Consultants with experience across both systems can help SMEs identify overlaps, avoid blind spots, and develop documentation that supports parallel submissions without starting from scratch. 

What Needs to Change

While companies must adapt to the current landscape, there is scope for improvement at the system level. 

A few ideas that could reduce the burden without compromising safety: 

  • Phased conformity or conditional approvals for low-risk, high-need devices – similar to models used in pharma.
  • Increased acceptance of real-world evidence and legacy literature as part of PMCF and clinical evaluation.
  • Structured EUUS dialogue to create informal or formal guidance on mutual expectations for testing, cybersecurity, and usability validation.

Of course these steps would not eliminate all divergence, but even modest alignment would make it significantly easier for SMEs to operate across both markets. 

Closing

Most startups I work with are trying to do the right thing. They want to comply. But they also want to survive. 

While the widening divergence between MDR and FDA systems is at its core a regulatory issue, it’s also an operational and strategic barrier that can affect investment, hiring, and time to market. 

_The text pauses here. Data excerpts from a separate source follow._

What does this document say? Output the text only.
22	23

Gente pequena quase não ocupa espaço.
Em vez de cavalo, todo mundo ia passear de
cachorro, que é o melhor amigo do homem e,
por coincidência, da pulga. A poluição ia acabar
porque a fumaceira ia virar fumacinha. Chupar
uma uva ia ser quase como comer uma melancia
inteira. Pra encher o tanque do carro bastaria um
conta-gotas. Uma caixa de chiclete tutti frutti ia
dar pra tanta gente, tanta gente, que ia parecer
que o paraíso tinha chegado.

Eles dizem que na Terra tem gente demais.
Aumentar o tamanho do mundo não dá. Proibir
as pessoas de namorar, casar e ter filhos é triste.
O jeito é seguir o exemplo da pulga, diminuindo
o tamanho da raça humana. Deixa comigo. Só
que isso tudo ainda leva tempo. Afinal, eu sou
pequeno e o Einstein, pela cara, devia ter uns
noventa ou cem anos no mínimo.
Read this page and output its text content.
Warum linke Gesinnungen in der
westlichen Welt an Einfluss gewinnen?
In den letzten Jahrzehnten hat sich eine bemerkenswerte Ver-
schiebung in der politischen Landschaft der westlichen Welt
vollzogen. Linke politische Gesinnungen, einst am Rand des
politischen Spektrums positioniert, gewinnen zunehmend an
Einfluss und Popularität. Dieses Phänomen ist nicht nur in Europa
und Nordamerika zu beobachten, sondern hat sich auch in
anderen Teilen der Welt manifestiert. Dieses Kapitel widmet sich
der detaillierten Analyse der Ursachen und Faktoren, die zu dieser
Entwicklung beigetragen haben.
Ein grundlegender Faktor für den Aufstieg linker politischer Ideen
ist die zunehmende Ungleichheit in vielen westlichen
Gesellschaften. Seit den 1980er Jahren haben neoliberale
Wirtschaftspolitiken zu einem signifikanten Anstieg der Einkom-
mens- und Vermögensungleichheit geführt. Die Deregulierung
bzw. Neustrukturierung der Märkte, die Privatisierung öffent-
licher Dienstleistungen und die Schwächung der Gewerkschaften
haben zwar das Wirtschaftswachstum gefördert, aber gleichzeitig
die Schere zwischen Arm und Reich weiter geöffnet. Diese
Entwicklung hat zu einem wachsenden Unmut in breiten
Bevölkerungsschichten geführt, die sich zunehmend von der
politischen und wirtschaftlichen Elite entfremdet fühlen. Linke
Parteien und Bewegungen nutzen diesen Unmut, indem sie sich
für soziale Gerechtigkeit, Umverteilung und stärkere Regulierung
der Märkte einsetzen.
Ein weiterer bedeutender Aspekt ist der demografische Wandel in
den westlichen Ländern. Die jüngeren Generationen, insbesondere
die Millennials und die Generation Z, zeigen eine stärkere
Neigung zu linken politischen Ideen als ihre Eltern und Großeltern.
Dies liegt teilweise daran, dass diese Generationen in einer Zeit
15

With careful planning and the right kind of support, these challenges can be managed. By encouraging more transparency, dialogue, and flexibility in regulatory systems, we can ensure the path to market remains open – not only for large corporations, but also for the small teams building the future of healthcare technology.

References

  • MDR Article 61, Annex XIV, Annex VIII 
  • FDA 21 CFR 807 Subpart E (510(k)) 
  • MDCG 2020-6: Clinical Evidence Needed for Medical Devices 
  • ISO 14971:2019 Risk Management 
  • MEDDEV 2.7/1 rev. 4 (legacy reference)

Disclaimer. The views and opinions expressed in this article are solely those of the author and do not necessarily reflect the official policy or position of Test Labs Limited. The content provided is for informational purposes only and is not intended to constitute legal or professional advice. Test Labs assumes no responsibility for any errors or omissions in the content of this article, nor for any actions taken in reliance thereon.